Currently, there are several software available for this purpose in the market so, in this project, we rigorously analysed and compared the performance of the most commonly used software for achieving conformational analysis of asymmetric catalysts of the cinchona family, one of the most used and well-known within the organocatalysis field.
How will you continue to build on this research?
We hope this work can be used as a guide for everyone that wants to start a project with similar catalysts or for anyone working with big flexible organic molecules since we have determined the strengths of each method and have provided recommendations regarding suitable choices of methods for an analysis.
You can follow Iñigo on Twitter: @inigo_iribarren
Simone Gallarati PhD candidate at EPFL, Switzerland.
Can you tell us a bit about yourself and your research interests?

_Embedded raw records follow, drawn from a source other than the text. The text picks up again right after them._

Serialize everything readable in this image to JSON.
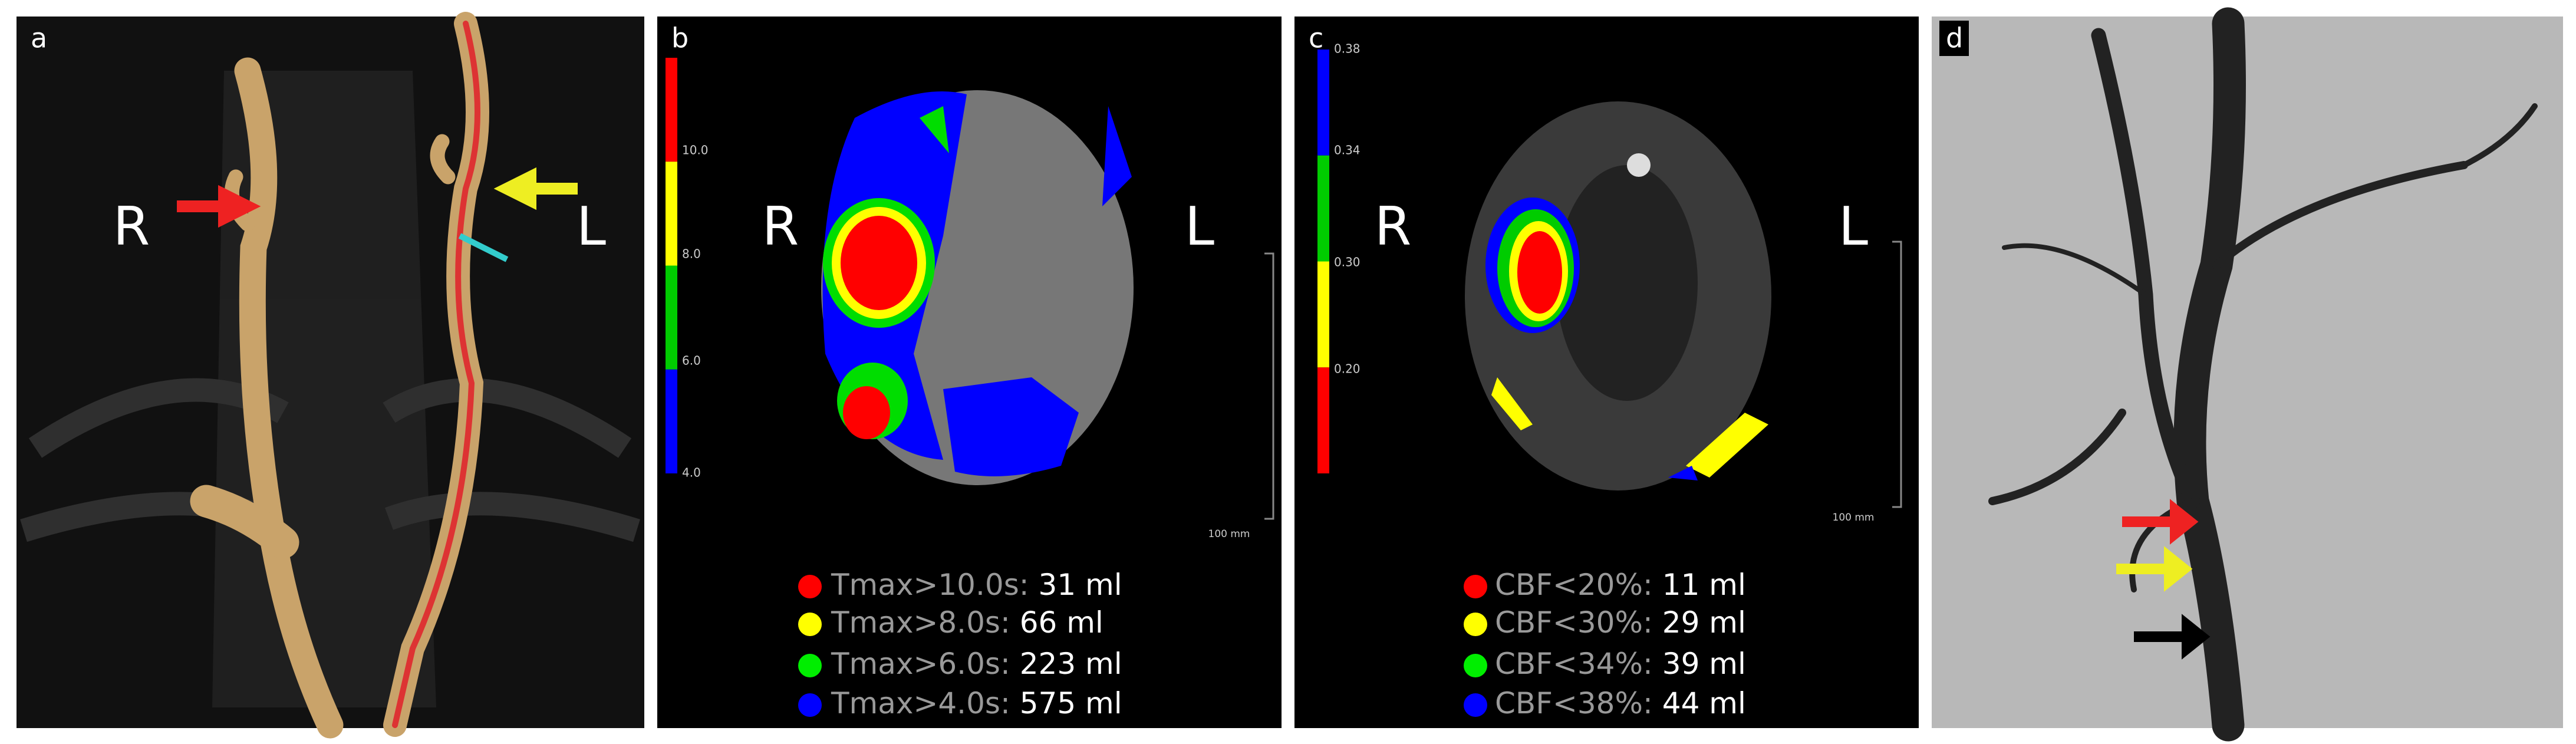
{
  "panels": [
    {
      "letter": "a",
      "left": "R",
      "right": "L"
    },
    {
      "letter": "b",
      "left": "R",
      "right": "L",
      "scale": "100 mm",
      "colorbar": {
        "colors": [
          "#ff0000",
          "#ffff00",
          "#00cc00",
          "#0000ff"
        ],
        "ticks": [
          "10.0",
          "8.0",
          "6.0",
          "4.0"
        ]
      },
      "legend": [
        {
          "color": "#ff0000",
          "label": "Tmax>10.0s:",
          "value": "31 ml"
        },
        {
          "color": "#ffff00",
          "label": "Tmax>8.0s:",
          "value": "66 ml"
        },
        {
          "color": "#00ee00",
          "label": "Tmax>6.0s:",
          "value": "223 ml"
        },
        {
          "color": "#0000ff",
          "label": "Tmax>4.0s:",
          "value": "575 ml"
        }
      ]
    },
    {
      "letter": "c",
      "left": "R",
      "right": "L",
      "scale": "100 mm",
      "colorbar": {
        "colors": [
          "#0000ff",
          "#00cc00",
          "#ffff00",
          "#ff0000"
        ],
        "ticks": [
          "0.38",
          "0.34",
          "0.30",
          "0.20"
        ]
      },
      "legend": [
        {
          "color": "#ff0000",
          "label": "CBF<20%:",
          "value": "11 ml"
        },
        {
          "color": "#ffff00",
          "label": "CBF<30%:",
          "value": "29 ml"
        },
        {
          "color": "#00ee00",
          "label": "CBF<34%:",
          "value": "39 ml"
        },
        {
          "color": "#0000ff",
          "label": "CBF<38%:",
          "value": "44 ml"
        }
      ]
    },
    {
      "letter": "d"
    }
  ]
}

I am originally from Italy; I did my undergraduate studies in Scotland before moving to Switzerland. I have a “traditional” chemistry background and was very fond of experimental and synthetic work before switching to computational chemistry. Now my research is focused on developing and extending the applicability of state-of-the-art computational methods to organocatalysis using innovative data-driven tools and concepts.
What first interested you in this field of research?
I think organocatalysis is an exciting – and challenging – filed to develop novel data-driven tools, from enantioselectivity prediction to closed-loop optimization pipelines. That is because it is still largely dominated by case-by-case studies and trial-and-error practices. This is likely going to change in the near future, as more sophisticated artificial intelligence-based strategies will be implemented and more diverse and systematic databases will be constructed in organic chemistry, revolutionizing the field of computer-assisted catalyst design.
Can you briefly explain the research you presented at WATOC?
I introduced OSCAR (Organic Structures for CAtalysis Repository), which offers a new route to build datasets up to 106 organocatalysts. In brief, these structures are automatically mined from the literature and crystallographic databases, or generated in a combinatorial fashion by combining molecular building blocks. The actual OSCAR dataset was built following a fragment-based strategy that leverages the under-exploited modular nature of organocatalysts. Overall, OSCAR represents the first steps towards an extensive mapping of organocatalyst space with large chemical diversity.
How will you continue to build on this research?
Using our fragment-based approach and the large combinatorial libraries in OSCAR, we aim to perform evolutionary experiments to find optimal catalysts for specific reactions. In general, we believe OSCAR will be valuable to the wider computational catalysis community to develop machine learning models for the prediction of organocatalyst performance and the optimization of reaction properties!